IndusInd profit up 30% but provisions rise
Mumbai: IndusInd Bank Ltd, a part of the London-based Hinduja Group, reported a 30% increase in fiscal third-quarter net profit on Friday as higher interest and fee income helped it counter a sharp rise in bad-loan provisions.
Net profit rose to Rs.347 crore, or Rs.6.50 per share, in the three months ended 31 December from Rs.267 crore, or Rs.5.40 per share, in the year-ago quarter. The profit was higher than the Rs.333 crore estimated by a Bloomberg poll of 20 analysts. IndusInd is the first bank to announce its results in the current earnings season.
Profit rose despite a 59% increase in provisions to cover non-performing assets (NPAs). Such provisions increased to Rs.126 crore from Rs.79 crore in the quarter ended December 2012. Gross NPAs increased to Rs.626 crore from Rs.422 crore in 2012, or 1.18% of total loans from 0.99% a year ago.
Banks have been setting aside more money to cover the risk of default on bad loans as slower economic growth and stalled projects make it difficult for corporate borrowers to service debt. Economic growth averaged 4.6% in the six months to 30 September after 5% growth in the last fiscal, the slowest pace in a decade.
IndusInd managed to offset the impact of the bad-loan provisions with a 20% increase in interest income to Rs.1,739 crore in the December quarter from Rs.1,455 crore a year ago; earnings from fees and other customer charges rose 35% to Rs.480 crore from Rs.356 crore.
The results were in line with market expectations, but the higher provisions and the uptick in gross NPAs has led to caution among investors, said S Ranganathan, head of research at LKP Securities Ltd.
IndusInd Bank shares ended the day 3.17% down to Rs.403.60 on BSE, while the benchmark Sensex rose 0.22% to 20,758.49 points. The BSE Bankex was down 1.54% to 12,338.80 on Friday.
“They have done a very good job in the present environment and a 24% loan growth is commendable. But in the current economic scenario analysts are keeping a close eye on bank NPA numbers which has led to some selling pressure on the stock today,” Ranganathan said.
IndusInd’s loan book grew 24% year-on-year, faster than the banking system’s 14.5% growth over that period, riding on a 34% increase in corporate advances. The bank mostly offers short-term working capital loans to companies.sixthMAds
Consumer finance loans, which consist of loans for the purchase of commercial vehicles and cars, rose at a much slower 14%.
Deposit growth was sluggish and below the industry average with deposits rising 10% to Rs.56,247 crore. Low-cost current and savings accounts (Casa) accounted for 32% of the total deposit base of the bank as on 31 December.
Romesh Sobti, managing director and chief executive officer of the bank, said the lender had improved its net interest margin (NIM) compared with last year. IndusInd’s NIM, the difference between the interest rate charged on loans and that paid for deposits, improved to 3.65% in the quarter gone by from 3.46% a year ago. It was unchanged from the preceding quarter.

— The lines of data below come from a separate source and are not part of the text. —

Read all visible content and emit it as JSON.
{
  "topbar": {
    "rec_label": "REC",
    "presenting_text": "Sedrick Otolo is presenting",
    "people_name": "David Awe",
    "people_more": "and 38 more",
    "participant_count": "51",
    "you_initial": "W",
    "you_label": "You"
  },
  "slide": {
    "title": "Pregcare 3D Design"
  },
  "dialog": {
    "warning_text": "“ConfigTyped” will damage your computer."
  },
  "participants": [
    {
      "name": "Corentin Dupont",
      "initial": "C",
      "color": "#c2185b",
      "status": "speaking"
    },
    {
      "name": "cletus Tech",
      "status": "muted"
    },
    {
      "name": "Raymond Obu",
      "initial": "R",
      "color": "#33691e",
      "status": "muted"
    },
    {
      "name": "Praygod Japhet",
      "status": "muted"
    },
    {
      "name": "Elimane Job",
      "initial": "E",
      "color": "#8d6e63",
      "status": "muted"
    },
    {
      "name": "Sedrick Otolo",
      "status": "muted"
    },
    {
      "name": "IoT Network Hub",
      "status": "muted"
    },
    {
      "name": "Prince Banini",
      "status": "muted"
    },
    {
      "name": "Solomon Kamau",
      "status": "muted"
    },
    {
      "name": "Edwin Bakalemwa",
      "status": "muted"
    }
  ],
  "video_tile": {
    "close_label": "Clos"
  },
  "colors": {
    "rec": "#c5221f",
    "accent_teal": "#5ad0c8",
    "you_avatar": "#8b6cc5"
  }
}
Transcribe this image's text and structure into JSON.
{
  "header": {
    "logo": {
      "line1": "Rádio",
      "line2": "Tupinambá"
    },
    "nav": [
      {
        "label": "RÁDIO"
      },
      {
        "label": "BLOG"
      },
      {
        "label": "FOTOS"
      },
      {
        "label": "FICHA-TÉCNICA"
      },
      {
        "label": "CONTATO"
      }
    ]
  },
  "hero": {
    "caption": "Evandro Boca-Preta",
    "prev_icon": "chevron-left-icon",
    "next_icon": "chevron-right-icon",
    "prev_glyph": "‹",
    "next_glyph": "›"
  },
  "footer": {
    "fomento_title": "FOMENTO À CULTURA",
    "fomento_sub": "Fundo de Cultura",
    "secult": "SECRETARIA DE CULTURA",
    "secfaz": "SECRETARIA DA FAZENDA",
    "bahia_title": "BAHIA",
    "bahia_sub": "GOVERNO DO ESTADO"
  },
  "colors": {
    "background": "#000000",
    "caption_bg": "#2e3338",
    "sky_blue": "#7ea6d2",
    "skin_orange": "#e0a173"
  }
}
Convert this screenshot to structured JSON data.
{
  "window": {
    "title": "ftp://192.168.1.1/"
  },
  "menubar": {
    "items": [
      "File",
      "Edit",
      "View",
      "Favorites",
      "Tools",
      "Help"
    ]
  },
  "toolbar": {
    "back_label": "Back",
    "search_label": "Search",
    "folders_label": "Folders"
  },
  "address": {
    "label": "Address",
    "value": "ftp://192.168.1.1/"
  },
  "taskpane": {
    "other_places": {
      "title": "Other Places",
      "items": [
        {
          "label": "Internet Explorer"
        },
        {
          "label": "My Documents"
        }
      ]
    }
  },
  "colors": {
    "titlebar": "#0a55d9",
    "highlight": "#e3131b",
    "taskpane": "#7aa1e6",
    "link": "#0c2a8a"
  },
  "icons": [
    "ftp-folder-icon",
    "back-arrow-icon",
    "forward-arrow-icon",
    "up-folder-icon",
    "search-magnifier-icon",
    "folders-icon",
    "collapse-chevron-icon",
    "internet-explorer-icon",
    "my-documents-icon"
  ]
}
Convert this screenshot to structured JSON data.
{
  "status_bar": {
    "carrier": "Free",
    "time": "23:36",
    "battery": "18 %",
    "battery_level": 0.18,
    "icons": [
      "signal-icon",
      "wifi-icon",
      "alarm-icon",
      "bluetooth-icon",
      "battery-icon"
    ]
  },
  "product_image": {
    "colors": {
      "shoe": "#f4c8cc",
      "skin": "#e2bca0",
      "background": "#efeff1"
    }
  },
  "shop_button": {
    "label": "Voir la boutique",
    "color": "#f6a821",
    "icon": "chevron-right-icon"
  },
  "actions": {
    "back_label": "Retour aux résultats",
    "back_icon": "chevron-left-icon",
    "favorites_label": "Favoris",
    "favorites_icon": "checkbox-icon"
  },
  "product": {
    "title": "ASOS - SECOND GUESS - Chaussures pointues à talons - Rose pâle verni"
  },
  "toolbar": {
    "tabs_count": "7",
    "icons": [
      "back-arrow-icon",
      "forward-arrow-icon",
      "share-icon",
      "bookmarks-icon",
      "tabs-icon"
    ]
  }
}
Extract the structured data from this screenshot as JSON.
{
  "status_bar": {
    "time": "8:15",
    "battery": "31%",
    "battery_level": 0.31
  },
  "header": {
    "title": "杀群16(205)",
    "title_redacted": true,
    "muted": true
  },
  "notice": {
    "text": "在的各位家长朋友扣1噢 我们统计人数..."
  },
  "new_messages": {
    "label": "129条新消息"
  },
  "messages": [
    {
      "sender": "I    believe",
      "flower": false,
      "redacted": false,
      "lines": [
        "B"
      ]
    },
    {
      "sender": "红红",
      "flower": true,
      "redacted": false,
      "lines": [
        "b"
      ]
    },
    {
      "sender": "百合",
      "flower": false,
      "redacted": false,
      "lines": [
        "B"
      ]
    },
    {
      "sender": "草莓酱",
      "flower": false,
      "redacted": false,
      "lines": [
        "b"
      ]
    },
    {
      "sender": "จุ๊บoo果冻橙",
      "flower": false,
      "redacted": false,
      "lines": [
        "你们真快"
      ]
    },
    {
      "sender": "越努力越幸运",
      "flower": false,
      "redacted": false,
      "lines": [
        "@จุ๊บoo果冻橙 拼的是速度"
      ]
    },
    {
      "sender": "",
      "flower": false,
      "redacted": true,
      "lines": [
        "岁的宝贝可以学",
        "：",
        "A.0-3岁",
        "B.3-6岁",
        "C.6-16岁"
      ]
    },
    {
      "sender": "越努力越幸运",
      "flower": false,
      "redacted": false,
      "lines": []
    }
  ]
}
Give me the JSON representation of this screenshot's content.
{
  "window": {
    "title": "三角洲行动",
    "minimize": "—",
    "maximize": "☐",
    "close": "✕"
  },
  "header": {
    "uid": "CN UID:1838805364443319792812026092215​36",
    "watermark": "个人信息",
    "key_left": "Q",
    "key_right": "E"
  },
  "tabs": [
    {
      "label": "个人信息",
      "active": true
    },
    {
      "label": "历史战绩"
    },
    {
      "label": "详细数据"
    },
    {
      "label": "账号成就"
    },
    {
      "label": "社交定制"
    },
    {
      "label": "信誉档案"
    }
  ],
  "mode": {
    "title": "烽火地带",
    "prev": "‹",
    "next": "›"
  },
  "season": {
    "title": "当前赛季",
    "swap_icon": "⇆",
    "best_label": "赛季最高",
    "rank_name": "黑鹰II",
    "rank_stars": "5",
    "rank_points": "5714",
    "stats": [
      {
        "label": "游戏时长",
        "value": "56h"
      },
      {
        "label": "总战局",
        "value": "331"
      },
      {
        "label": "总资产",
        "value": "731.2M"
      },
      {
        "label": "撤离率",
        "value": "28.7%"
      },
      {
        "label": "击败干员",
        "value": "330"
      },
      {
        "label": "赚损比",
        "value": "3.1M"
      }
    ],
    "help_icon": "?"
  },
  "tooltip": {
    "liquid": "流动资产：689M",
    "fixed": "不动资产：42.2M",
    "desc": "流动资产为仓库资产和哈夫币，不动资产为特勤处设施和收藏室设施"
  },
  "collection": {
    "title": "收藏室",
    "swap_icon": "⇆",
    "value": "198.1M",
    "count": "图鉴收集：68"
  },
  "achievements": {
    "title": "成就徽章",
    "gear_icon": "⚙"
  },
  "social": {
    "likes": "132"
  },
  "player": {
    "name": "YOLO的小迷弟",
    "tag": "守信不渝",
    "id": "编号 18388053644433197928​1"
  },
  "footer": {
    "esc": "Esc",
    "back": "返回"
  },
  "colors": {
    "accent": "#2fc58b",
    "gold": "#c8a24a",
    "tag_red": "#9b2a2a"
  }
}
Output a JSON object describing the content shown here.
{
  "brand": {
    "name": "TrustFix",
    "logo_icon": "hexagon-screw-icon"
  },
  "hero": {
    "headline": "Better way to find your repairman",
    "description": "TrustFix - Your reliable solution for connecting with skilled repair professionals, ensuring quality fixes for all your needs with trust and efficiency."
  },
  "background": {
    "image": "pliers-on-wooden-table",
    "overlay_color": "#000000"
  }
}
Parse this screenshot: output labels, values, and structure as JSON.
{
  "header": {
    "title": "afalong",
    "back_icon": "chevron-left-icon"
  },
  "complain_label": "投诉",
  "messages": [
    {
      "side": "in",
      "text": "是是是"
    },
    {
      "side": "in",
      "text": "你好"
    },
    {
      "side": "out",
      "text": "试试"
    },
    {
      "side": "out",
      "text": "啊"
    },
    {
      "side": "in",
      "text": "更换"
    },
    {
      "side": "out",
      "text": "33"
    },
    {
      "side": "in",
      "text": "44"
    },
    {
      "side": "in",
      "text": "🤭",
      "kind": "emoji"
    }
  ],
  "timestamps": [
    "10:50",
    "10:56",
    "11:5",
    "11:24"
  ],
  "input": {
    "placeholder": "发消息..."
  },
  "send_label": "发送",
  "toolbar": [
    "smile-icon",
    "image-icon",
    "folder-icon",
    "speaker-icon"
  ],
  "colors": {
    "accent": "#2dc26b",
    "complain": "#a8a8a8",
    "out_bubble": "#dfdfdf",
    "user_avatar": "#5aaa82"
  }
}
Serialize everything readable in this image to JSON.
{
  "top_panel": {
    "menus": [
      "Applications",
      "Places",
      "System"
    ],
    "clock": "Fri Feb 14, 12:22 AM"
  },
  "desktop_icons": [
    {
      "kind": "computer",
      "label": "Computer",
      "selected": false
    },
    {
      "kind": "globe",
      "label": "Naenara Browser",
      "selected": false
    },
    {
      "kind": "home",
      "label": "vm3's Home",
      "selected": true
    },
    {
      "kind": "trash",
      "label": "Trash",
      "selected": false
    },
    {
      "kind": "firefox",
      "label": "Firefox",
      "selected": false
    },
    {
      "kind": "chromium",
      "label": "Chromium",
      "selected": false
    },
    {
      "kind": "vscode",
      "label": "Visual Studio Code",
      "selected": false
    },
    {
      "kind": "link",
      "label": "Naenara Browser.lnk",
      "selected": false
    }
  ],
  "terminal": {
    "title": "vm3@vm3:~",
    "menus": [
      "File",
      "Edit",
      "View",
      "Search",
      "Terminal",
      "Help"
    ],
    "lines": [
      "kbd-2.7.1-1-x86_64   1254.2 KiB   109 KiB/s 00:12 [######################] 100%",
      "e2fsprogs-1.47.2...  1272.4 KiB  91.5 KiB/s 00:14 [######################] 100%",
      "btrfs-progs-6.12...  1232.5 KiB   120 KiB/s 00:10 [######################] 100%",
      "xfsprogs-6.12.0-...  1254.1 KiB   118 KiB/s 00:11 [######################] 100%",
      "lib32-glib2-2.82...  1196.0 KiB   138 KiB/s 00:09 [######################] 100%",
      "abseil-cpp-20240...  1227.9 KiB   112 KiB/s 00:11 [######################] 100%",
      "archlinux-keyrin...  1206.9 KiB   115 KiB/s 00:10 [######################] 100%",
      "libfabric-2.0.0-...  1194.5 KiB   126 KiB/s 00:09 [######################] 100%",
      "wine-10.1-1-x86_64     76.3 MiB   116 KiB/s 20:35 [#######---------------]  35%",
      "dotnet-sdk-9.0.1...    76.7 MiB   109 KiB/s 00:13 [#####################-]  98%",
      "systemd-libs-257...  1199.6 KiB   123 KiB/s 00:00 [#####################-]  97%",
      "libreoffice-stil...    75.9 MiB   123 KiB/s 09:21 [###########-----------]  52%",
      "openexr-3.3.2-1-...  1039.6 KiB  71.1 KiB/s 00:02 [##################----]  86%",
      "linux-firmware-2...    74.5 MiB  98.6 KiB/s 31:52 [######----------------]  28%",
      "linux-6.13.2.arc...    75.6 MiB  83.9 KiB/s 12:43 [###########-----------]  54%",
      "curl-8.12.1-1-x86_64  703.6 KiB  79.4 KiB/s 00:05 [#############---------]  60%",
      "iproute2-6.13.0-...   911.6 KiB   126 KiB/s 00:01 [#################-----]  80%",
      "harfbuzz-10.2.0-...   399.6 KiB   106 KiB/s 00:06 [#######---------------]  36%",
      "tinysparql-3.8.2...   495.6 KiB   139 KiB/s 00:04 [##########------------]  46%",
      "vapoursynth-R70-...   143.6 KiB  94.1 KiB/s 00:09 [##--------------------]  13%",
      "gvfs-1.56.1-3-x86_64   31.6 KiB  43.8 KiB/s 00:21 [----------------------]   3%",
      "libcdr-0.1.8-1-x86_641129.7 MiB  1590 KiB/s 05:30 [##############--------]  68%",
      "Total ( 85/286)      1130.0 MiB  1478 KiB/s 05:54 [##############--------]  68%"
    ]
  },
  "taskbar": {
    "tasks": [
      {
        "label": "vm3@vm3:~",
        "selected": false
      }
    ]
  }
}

The steady NIM reflected a higher yield on advances although the bank’s cost of funds increased marginally. IndusInd’s cost of funds increased to 7.08% in December 2013 from 6.95% in September 2013.
The yield on advances improved to 13.76% from 13.50% in the same period, a presentation on the bank’s website showed.
Sobti said the bank’s plan to take its total number of branches to 625 by the end of March 2013 remained on track. “We have 573 branches currently and expect to achieve our targeted branch expansion by the end of the fiscal,” Sobti said.